Drei Mediziner schlagen Alarm: (v.l.) Ärztlicher Direktor Michael Pfeifer, die Leiterin für Patientensicherheit Antje Schoppa und Klinikchef Andreas Kestler warnten vor Plänen des Bundesgesundheitsministers. Foto: altrofoto.de

Vor der Abstimmung über das neue Krankenhaustransparenzgesetz im Bundesrat schlagen Verantwortliche der Barmherzigen Brüder in Regensburg Alarm: Das größte Krankenhaus der Oberpfalz brauche eine sichere Finanzierung, nicht noch mehr Bürokratie.

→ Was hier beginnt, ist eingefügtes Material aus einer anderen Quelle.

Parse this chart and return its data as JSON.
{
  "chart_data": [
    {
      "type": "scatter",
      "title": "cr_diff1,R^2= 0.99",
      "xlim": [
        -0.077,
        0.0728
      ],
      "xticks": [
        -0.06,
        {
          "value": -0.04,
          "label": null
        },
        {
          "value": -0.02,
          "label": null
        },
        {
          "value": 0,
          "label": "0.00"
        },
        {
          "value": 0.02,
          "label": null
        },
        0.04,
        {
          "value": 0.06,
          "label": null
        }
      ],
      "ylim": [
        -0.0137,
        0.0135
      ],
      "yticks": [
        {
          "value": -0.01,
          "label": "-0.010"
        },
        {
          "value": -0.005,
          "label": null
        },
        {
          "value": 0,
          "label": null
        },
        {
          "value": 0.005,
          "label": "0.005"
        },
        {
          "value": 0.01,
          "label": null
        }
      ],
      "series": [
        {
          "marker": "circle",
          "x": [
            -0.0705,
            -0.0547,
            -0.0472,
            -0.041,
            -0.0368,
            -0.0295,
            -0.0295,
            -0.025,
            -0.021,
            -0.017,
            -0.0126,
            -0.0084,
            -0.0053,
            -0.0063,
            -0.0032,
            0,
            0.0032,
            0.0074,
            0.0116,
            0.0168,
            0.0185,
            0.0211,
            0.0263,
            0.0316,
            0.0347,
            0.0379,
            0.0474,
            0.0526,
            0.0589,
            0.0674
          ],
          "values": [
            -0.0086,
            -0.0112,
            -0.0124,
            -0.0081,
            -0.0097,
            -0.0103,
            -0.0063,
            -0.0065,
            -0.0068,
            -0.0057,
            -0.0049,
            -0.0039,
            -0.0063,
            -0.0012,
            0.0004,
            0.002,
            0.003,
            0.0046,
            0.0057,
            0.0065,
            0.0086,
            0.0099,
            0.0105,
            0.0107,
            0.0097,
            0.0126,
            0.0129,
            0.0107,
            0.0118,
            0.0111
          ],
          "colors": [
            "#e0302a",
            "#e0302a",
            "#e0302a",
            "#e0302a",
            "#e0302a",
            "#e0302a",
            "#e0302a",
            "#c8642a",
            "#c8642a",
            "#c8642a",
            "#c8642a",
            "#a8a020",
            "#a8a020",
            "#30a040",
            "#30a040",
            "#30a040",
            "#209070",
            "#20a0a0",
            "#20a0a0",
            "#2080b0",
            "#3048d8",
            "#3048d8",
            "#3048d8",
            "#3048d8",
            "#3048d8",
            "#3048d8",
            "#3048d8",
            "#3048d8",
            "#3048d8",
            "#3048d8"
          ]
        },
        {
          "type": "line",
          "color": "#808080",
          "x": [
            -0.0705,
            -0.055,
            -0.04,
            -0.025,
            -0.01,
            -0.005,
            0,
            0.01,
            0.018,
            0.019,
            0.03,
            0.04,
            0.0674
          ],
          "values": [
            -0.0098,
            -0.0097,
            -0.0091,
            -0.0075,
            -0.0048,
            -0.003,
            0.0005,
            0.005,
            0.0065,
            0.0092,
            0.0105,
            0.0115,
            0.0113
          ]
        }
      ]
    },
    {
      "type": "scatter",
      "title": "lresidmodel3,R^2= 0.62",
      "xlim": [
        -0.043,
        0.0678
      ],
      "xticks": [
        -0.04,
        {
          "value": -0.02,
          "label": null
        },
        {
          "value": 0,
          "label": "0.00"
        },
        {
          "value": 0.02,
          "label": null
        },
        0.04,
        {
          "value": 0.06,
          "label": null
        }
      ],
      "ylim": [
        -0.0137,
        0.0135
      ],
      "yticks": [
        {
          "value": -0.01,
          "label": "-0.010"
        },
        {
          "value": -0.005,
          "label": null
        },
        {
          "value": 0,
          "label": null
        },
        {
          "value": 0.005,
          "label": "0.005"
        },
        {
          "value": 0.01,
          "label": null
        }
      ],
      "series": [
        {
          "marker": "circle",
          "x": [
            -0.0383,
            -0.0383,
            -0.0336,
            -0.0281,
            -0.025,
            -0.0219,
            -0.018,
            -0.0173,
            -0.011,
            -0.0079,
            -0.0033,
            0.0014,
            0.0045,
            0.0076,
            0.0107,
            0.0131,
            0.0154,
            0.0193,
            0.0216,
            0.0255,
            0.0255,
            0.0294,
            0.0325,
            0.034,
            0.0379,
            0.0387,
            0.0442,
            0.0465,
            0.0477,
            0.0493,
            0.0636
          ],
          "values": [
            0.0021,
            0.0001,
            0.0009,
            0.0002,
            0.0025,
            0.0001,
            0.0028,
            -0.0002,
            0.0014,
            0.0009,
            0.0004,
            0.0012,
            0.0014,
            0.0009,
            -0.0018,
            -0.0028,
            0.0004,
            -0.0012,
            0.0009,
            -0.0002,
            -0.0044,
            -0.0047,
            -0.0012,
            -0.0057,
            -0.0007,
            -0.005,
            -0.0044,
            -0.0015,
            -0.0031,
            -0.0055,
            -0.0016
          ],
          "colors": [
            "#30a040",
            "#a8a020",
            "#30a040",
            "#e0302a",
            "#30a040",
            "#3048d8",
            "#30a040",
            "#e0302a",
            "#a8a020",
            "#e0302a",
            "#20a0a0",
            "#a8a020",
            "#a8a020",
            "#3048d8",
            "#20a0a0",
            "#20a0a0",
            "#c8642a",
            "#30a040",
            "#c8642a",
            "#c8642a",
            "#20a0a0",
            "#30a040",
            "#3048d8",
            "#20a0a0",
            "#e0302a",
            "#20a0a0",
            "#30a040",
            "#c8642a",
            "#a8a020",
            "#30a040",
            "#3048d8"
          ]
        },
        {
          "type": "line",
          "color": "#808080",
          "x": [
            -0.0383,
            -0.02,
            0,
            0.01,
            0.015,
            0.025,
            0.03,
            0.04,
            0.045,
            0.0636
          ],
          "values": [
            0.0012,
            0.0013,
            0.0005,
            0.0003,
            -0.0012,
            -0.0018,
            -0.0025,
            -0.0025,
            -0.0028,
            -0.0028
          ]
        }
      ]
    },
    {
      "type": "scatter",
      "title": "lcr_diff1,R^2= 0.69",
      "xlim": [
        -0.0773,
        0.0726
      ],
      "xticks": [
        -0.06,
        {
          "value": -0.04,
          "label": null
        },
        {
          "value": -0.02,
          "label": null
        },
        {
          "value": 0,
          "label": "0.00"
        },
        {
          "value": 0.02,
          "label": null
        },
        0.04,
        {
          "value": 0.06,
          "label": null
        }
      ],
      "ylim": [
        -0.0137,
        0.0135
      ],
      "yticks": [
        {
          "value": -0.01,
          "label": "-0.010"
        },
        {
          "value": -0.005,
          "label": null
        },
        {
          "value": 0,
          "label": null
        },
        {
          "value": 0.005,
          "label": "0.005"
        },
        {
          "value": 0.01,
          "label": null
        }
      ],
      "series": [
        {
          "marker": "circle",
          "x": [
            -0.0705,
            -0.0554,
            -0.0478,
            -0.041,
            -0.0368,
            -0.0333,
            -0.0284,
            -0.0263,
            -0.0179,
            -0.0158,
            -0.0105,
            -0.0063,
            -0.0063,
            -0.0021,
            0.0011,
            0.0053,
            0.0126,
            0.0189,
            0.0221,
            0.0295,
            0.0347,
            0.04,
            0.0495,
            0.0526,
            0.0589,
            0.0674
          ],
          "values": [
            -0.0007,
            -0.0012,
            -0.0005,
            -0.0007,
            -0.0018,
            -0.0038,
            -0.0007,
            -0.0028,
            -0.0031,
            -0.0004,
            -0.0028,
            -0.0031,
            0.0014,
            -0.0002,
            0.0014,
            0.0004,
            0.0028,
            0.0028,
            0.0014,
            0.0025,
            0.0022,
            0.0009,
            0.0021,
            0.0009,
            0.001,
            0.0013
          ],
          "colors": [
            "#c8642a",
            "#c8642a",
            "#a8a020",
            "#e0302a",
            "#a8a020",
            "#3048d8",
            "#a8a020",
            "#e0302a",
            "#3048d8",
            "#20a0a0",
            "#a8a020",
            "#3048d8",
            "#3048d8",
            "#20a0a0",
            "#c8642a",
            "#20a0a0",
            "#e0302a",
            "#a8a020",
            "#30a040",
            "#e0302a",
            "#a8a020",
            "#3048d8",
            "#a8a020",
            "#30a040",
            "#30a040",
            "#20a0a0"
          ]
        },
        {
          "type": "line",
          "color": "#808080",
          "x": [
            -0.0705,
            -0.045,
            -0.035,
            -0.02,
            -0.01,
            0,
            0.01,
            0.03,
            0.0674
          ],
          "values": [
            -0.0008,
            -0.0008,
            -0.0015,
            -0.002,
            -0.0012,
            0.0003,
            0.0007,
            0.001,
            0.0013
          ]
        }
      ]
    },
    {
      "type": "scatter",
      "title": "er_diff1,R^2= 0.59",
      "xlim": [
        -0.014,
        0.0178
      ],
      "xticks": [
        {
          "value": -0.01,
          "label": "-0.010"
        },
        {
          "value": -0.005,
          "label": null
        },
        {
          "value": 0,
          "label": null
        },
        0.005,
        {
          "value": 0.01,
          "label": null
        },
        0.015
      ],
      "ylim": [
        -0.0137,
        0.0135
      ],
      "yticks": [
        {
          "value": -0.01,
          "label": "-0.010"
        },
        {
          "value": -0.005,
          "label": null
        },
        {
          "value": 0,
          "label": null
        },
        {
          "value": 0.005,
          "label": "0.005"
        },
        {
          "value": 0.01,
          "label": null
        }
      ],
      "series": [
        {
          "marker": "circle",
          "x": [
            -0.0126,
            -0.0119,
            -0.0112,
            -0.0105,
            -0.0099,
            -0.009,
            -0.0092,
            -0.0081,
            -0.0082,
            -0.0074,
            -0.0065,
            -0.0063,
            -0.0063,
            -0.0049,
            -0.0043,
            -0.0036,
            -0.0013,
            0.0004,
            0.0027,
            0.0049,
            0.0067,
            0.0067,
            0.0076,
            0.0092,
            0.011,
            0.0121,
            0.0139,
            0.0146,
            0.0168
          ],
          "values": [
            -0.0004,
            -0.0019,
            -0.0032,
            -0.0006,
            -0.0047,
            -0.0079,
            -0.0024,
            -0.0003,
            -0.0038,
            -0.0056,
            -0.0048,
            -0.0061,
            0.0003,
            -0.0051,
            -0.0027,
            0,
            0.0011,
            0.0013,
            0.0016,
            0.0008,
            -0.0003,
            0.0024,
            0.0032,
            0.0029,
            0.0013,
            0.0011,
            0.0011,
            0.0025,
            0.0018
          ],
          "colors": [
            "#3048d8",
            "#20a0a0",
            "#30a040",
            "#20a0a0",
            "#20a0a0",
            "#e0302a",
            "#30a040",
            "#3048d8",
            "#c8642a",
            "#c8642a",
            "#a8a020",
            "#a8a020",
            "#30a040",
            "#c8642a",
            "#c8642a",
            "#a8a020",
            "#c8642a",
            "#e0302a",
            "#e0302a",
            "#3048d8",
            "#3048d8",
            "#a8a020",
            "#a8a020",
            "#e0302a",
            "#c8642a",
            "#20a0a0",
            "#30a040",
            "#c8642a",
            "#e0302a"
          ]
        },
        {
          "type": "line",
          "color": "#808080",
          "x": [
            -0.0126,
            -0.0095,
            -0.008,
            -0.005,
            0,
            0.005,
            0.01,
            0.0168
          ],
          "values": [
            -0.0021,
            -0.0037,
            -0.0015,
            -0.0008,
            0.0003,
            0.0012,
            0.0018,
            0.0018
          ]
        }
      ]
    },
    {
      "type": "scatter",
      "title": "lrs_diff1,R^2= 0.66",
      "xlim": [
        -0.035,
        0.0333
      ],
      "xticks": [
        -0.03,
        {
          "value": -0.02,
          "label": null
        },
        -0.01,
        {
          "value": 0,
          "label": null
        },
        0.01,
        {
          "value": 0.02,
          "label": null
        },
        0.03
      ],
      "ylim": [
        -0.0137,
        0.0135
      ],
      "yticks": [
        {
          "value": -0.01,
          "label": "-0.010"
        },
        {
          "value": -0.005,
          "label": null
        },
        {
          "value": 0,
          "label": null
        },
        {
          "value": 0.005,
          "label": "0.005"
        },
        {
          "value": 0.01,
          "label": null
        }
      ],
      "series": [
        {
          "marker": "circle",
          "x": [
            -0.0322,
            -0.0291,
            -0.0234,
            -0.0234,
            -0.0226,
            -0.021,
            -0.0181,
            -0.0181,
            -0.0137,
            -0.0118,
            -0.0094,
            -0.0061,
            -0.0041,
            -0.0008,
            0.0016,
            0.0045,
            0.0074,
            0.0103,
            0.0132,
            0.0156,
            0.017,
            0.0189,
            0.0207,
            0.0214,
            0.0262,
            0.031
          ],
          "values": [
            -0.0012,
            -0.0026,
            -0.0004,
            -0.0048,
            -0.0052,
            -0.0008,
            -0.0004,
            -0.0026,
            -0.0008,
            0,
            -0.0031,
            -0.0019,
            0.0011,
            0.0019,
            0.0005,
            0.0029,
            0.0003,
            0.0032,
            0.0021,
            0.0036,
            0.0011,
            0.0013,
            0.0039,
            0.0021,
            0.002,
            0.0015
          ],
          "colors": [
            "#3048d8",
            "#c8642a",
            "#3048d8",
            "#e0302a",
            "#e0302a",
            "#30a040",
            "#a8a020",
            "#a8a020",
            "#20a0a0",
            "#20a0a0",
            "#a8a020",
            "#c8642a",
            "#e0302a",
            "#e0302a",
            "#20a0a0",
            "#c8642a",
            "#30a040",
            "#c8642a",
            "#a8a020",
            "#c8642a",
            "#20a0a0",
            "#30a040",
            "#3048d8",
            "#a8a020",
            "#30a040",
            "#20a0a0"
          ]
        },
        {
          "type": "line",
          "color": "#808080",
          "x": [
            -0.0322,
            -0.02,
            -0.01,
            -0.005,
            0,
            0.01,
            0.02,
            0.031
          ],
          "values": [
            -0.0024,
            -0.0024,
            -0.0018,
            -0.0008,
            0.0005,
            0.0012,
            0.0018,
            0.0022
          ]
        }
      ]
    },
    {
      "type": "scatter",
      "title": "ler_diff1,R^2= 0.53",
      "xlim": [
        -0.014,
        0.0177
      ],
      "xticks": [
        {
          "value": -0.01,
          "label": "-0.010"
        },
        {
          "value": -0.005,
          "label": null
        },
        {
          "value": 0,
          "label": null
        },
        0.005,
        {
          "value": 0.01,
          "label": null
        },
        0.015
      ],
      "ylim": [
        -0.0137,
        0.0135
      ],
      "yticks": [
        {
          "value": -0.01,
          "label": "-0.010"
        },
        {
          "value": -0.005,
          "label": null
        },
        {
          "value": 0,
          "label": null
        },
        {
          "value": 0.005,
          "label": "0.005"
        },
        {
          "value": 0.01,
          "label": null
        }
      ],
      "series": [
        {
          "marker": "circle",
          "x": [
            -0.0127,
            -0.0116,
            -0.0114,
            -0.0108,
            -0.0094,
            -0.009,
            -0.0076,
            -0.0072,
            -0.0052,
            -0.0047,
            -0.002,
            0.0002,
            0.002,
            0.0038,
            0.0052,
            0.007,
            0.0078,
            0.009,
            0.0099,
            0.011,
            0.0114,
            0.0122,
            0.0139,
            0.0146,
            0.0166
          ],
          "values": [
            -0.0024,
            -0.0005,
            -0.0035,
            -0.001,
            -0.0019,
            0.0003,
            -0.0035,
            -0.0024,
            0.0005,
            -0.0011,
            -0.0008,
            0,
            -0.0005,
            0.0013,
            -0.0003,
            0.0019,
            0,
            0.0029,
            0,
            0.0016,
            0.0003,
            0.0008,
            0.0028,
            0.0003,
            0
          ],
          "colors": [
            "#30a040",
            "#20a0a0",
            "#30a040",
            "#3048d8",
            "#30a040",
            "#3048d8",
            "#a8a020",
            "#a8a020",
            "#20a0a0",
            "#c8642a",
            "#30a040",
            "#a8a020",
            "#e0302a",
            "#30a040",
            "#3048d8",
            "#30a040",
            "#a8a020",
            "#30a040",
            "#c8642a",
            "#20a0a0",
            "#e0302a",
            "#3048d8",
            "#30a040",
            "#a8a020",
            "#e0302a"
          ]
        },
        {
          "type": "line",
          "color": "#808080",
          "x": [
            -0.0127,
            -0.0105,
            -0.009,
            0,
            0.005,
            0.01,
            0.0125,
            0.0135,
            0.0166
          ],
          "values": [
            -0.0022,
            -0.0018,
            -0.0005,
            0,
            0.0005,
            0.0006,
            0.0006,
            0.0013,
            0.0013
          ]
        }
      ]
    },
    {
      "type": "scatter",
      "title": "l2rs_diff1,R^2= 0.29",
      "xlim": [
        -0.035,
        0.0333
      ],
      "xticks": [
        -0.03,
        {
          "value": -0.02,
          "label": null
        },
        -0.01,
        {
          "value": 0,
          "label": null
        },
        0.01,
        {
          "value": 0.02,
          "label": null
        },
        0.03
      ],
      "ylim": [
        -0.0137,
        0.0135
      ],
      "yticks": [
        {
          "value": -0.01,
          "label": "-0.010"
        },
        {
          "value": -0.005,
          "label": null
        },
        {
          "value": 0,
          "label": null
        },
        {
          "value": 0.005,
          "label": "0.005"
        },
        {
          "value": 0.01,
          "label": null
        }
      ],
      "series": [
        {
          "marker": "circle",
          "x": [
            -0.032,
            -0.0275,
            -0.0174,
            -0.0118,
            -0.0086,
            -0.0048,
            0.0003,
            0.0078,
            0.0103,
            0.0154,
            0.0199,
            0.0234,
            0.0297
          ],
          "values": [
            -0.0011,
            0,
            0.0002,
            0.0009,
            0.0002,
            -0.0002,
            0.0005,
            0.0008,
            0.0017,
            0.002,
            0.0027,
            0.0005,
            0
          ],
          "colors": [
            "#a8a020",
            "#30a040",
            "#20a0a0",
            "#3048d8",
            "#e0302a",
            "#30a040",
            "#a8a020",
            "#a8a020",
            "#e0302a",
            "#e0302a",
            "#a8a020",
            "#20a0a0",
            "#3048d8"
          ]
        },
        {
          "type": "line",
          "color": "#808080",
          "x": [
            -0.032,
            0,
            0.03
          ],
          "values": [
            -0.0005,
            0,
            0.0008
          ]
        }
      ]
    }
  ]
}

„Lügt Lauterbach?“ lautet der provokante Titel, den Andreas Kestler für seine Protest-Pressekonferenz gewählt hat. Mit zwei Kollegen aus dem Führungsteam warnt der Klinikchef der Barmherzigen Brüder in Regensburg vor den massiven Folgen der geplanten Krankenhausreform des Bundesgesundheitsministers für die größte medizinische Versorgungseinrichtung in der Oberpfalz. Konkreter Auslöser ist das Krankenhaustransparenz-Gesetz, das – so Kestlers Sorge – schon am 22.März als Teilstück der weit reichenden Umstrukturierungen den Bundesrat passieren wird.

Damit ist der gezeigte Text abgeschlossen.